Eglise Sainte-Trinité, Paris, au début du XXe siècle.
( Coll. D.H.M. )C'est en 1853, à l’âge de 16 ans, qu'Alexandre est nommé organiste de l'église St-.Joseph de Boulogne-sur-Mer, et en 1857 maître de chapelle de St-Nicolas, où son père est organiste, Il poursuit en même temps de sérieuses études d'harmonie, contrepoint et fugue auprès de Gustave Carulli, le fils du célèbre guitariste Ferdinand Carulli (1770-1841). En 1860, ses études musicales achevées, au cours d'un séjour à Paris avec son père il a l'occasion d'entendre le célèbre organiste belge Jacques Lemmens. Notre jeune homme est si frappé par la technique et la virtuosité de ce maître, dépositaire authentique de la tradition de Bach, qu'il décide de parfaire ses études musicales et part pour Bruxelles où Lemmens enseigne au Conservatoire. C'est auprès de ce maître qu'il acquit cette technique rationnelle et cette virtuosité de premier ordre qui le rendront le brillant musicien que l'on sait.

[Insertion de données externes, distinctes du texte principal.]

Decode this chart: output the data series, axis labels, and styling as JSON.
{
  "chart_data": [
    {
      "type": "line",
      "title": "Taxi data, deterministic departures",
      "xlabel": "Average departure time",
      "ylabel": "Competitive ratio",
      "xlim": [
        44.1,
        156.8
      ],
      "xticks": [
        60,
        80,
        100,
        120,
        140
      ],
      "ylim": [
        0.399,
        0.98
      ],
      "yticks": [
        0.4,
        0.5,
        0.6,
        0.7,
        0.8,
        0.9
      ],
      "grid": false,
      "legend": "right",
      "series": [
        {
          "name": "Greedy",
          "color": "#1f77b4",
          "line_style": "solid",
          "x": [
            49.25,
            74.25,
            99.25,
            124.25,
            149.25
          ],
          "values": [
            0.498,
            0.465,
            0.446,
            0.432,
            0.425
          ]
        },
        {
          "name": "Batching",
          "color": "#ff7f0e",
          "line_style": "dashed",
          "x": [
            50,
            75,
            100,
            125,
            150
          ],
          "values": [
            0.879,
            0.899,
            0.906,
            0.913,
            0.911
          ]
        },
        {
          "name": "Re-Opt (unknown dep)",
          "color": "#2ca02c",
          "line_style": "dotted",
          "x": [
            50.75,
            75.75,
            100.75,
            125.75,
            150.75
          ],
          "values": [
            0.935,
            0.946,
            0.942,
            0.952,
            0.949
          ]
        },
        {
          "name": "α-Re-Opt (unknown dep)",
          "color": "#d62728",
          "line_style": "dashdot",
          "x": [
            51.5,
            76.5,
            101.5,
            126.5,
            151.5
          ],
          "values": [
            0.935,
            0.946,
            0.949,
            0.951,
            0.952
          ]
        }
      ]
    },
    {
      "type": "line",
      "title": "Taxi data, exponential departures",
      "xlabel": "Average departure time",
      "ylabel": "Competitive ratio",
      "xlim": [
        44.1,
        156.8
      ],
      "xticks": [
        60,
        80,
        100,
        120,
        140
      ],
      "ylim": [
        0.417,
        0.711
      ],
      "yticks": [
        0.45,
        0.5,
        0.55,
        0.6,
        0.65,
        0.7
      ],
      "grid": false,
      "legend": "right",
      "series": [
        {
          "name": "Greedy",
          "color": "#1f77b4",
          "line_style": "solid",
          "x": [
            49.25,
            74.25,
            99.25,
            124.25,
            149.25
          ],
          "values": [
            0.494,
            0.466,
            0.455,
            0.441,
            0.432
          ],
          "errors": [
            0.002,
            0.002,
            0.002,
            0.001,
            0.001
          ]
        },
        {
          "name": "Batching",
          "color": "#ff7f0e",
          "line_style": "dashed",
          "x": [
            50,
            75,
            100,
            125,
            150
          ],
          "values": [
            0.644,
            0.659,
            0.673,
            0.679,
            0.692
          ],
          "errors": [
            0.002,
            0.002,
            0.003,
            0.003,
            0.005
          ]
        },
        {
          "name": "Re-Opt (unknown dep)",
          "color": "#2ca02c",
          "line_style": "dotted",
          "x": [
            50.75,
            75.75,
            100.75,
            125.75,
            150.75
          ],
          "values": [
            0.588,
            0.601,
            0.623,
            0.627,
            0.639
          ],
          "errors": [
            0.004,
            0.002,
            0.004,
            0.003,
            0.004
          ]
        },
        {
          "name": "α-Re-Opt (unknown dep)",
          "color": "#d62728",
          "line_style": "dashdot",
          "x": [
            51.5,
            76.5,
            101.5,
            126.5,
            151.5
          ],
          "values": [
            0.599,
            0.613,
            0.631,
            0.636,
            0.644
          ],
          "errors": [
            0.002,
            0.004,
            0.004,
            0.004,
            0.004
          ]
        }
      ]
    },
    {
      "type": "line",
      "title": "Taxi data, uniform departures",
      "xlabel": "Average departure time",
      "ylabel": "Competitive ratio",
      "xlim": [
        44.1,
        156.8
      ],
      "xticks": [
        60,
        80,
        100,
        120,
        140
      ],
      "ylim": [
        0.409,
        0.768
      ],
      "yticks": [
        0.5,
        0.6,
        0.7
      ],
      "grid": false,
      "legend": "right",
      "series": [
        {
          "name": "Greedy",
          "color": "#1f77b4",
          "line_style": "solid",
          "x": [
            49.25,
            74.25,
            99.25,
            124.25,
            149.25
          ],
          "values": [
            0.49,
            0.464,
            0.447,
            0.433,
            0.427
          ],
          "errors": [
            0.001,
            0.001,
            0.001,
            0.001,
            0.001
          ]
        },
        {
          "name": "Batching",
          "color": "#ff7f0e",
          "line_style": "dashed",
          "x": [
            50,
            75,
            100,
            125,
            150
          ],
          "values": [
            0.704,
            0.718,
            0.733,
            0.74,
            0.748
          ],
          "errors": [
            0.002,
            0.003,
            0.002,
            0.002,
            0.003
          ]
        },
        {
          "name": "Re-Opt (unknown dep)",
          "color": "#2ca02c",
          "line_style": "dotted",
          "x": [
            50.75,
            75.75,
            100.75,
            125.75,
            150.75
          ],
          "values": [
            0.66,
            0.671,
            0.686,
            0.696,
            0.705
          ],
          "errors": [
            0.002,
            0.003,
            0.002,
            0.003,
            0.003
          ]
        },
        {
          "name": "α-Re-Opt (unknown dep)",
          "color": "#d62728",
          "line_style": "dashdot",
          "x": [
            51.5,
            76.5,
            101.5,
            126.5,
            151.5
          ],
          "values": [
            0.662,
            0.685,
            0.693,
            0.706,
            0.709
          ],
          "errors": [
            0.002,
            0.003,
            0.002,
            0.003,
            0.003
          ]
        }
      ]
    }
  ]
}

Entre temps, toujours domicilié chez ses père et mère à Boulogne-sur-Mer, il épouse à Paris, le 19 septembre 1865, Louise Blériot, originaire également de Boulogne-sur-Mer, mais résidant à Paris chez ses parents, 55 Quai des Grands-Augustins. De ce mariage naîtront quatre enfants : Félix (1867-1930), Cécile (organiste, future Mme Sautereau, grand-mère de César Sautereau, né en 1913, élève d'orgue de Marcel Dupré et de composition de Roger-Ducasse au CNSMP), Pauline (future Mme Maurice Aliamet en 1892), Marie-Louise (1876-1961, mariée en 1895 à l'égyptologue Victor Loret, le fils de l'organiste et professeur d'orgue à l'Ecole Niedermeyer Clément Loret). Parmi les témoins qui signent l'acte de mariage on relève les noms d'Aristide Cavaillé-Coll "facteur d'orgues, chevalier de la légion d'honneur, âgé de cinquante quatre ans, demeurant rue de Vaugirard, 94" et Antoine Elvart "compositeur, âgé de cinquante six ans, demeurant, rue Laffitte, 43," tous deux "amis de l'époux".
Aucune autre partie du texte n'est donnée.